Arches National Park is located just to the northeast of Moab, Utah. The park has more than 2,000 known natural sandstone arches and countless other geological formations. Some are known to have collapsed over the years, one of which, Wall Arch, we have seen both before and after the collapse in 2008.

Park Sign

The park lies over layers of salt beds deposited over 300 million years ago, when a sea flowed onto the region in the Pennsylvanian Period. The water evaporated and layers of salt deposits from repeated flooding piled up over many millions of years. It was covered with debris, sandstone and sediments; over time, the debris was compressed into rocks, which pushed the salt aside. That is what created domes, cavities, faults and anticlines (upfolds of the earth).


Between 60 million and 10 million years ago, the accumulation of rocks on top of the salt deposits slowed and erosion began. Erosion stripped away more than 5,000 vertical feet of rock. Cracks began to open and support was weakened by groundwater seeping into cracks. The salt valley collapsed and arch formations, fins and sculpted rocks began to form. The results are what we can see in Arches National Park today. The area was created as a National Monument in 1929 and was upgraded to National Park in 1971.


PETROGLYPHS


Besides arches, there are other noteworthy sights to see in the park such as Petroglyphs. A wall of Petroglyphs can be found just off the main trail to Delicate Arch. They were created between 1650 and 1850. The horse and rider with the bighorn sheep and dog-like animals are typical of Ute Indian artworks.

Ute Indian Artworks
Rock Art (Indian Writing)

NOTE: You can find the Rock Art Sites (Indian Writing) on Scenic Byway 279, there is a sign by the road.


WOLFE RANCH

Wolfe Ranch

The Wolfe Ranch cabin, also known as Turnbow Cabin, is 17 feet x 15 feet was built in 1906. It was once home of John Wesley Wolfe, his son and daughter, together with her husband and two kids. Wolfe sold the ranch in 1910 to Tommy Larson and who then four years later sold it to J. Marvin Turnbow, first custodian of Arches National Monument. The last owner was Emmit Elizondo who sold the property to the U.S. Government to be included in the park.


ROCK FORMATIONS & ARCHES


Some arches can be seen from the car or from very short walks, while others require moderate or even long hikes. If you are not a hiker there are arches that are just short walking distance, as well as other rock formations including the Three Gossips, Queen Nefertiti and the Courthouse Tower.

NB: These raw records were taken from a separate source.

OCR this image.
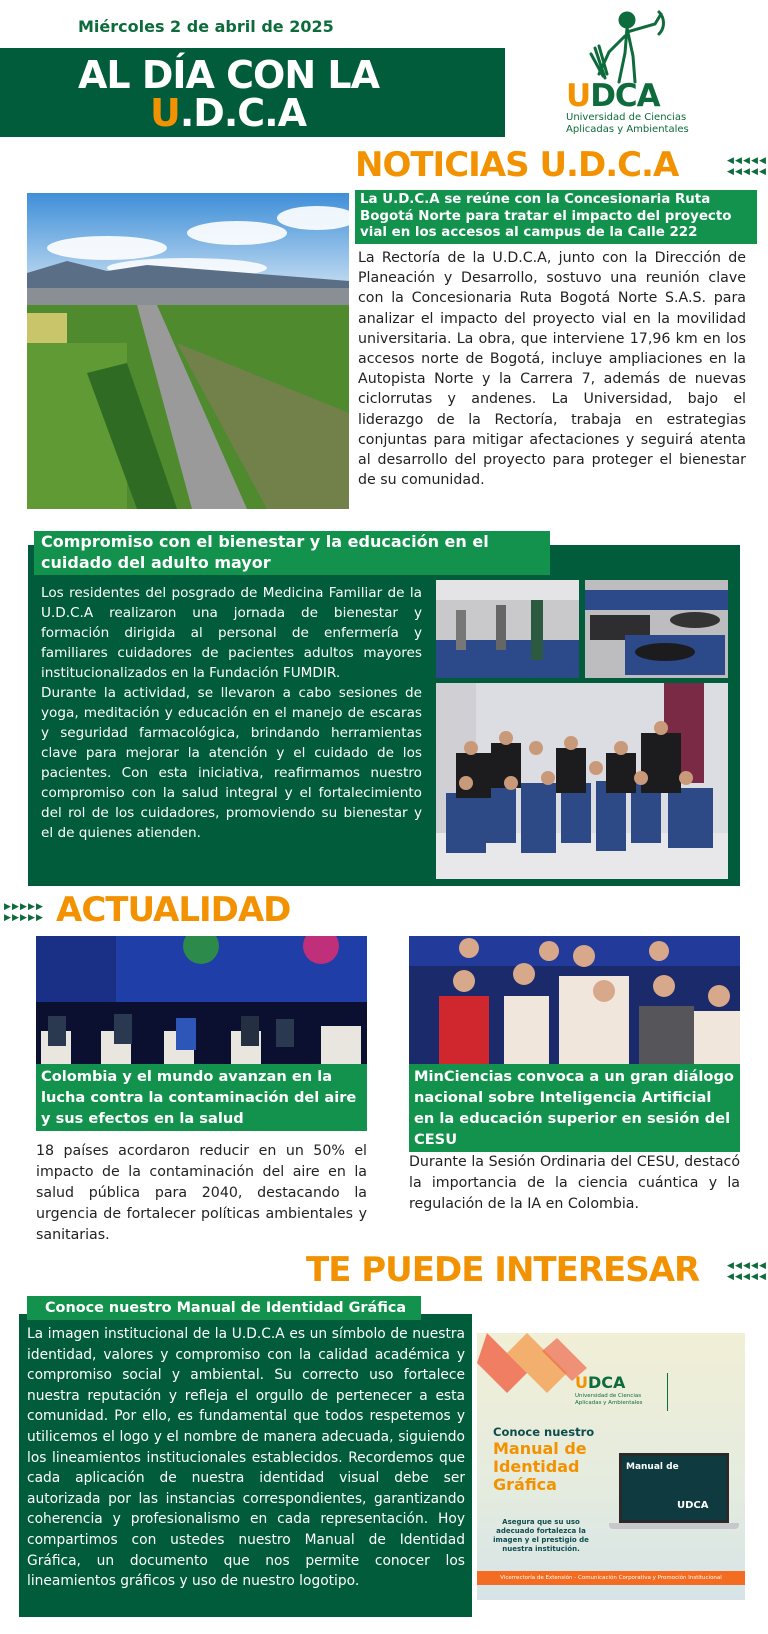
Miércoles 2 de abril de 2025
AL DÍA CON LA
U.D.C.A	UDCA
Universidad de Ciencias
Aplicadas y Ambientales
NOTICIAS U.D.C.A	◀ ◀ ◀ ◀ ◀
◀ ◀ ◀ ◀ ◀
La U.D.C.A se reúne con la Concesionaria Ruta Bogotá Norte para tratar el impacto del proyecto vial en los accesos al campus de la Calle 222
La Rectoría de la U.D.C.A, junto con la Dirección de Planeación y Desarrollo, sostuvo una reunión clave con la Concesionaria Ruta Bogotá Norte S.A.S. para analizar el impacto del proyecto vial en la movilidad universitaria. La obra, que interviene 17,96 km en los accesos norte de Bogotá, incluye ampliaciones en la Autopista Norte y la Carrera 7, además de nuevas ciclorrutas y andenes. La Universidad, bajo el liderazgo de la Rectoría, trabaja en estrategias conjuntas para mitigar afectaciones y seguirá atenta al desarrollo del proyecto para proteger el bienestar de su comunidad.
Compromiso con el bienestar y la educación en el cuidado del adulto mayor
Los residentes del posgrado de Medicina Familiar de la U.D.C.A realizaron una jornada de bienestar y formación dirigida al personal de enfermería y familiares cuidadores de pacientes adultos mayores institucionalizados en la Fundación FUMDIR.
Durante la actividad, se llevaron a cabo sesiones de yoga, meditación y educación en el manejo de escaras y seguridad farmacológica, brindando herramientas clave para mejorar la atención y el cuidado de los pacientes. Con esta iniciativa, reafirmamos nuestro compromiso con la salud integral y el fortalecimiento del rol de los cuidadores, promoviendo su bienestar y el de quienes atienden.
▶ ▶ ▶ ▶ ▶
▶ ▶ ▶ ▶ ▶ ACTUALIDAD
Colombia y el mundo avanzan en la lucha contra la contaminación del aire y sus efectos en la salud
18 países acordaron reducir en un 50% el impacto de la contaminación del aire en la salud pública para 2040, destacando la urgencia de fortalecer políticas ambientales y sanitarias.
MinCiencias convoca a un gran diálogo nacional sobre Inteligencia Artificial en la educación superior en sesión del CESU
Durante la Sesión Ordinaria del CESU, destacó la importancia de la ciencia cuántica y la regulación de la IA en Colombia.
TE PUEDE INTERESAR	◀ ◀ ◀ ◀ ◀
◀ ◀ ◀ ◀ ◀
Conoce nuestro Manual de Identidad Gráfica
La imagen institucional de la U.D.C.A es un símbolo de nuestra identidad, valores y compromiso con la calidad académica y compromiso social y ambiental. Su correcto uso fortalece nuestra reputación y refleja el orgullo de pertenecer a esta comunidad. Por ello, es fundamental que todos respetemos y utilicemos el logo y el nombre de manera adecuada, siguiendo los lineamientos institucionales establecidos. Recordemos que cada aplicación de nuestra identidad visual debe ser autorizada por las instancias correspondientes, garantizando coherencia y profesionalismo en cada representación. Hoy compartimos con ustedes nuestro Manual de Identidad Gráfica, un documento que nos permite conocer los lineamientos gráficos y uso de nuestro logotipo.
UDCA
Universidad de Ciencias Aplicadas y Ambientales
Conoce nuestro
Manual de
Identidad
Gráfica
Asegura que su uso adecuado fortalezca la imagen y el prestigio de nuestra institución.
Manual de
UDCA
Vicerrectoría de Extensión - Comunicación Corporativa y Promoción Institucional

Hermann with the Three Gossips
Courthouse Tower
Queen Nefertiti, Park Avenue Overlook

Some popular arches and formations that you can explore without walking far are: The Windows, Sand Dune Arch, Tunnel Arch, Double Arch, Pine Tree Arch, Turret Arch and Balanced Rock.

The Windows

Balanced Rock

Balanced Rock

Balanced Rock is one of the most popular rock formations in Arches National Park, located beside the park’s main road, about 9 miles from the entrance. A balanced rock is a naturally occurring geological formation - a large rock or boulder resting on other rocks, bedrock or glacial till.


This Balanced Rock, also called Balancing Rock, sits on top of a 55 foot pedestal. The balanced rock itself is about the size of three school buses. It weighs as much as 1,600 full-sized cars, about 3,577 tons. That should give some idea of how big that thing is. Someday, it will tumble as the softer pedestal rock erodes and crumbles. You don’t want to be nearby when that happens.


NOTE:


The best time to visit Arches National Park is either in spring or fall, when the weather is not too hot. Summer heat in the desert is unbearable, if you are not used to it. In Spring, the desert flowers are in bloom while in the Fall, the golden colors of cottonwood trees among red rock formations are amazing, so you have a choice.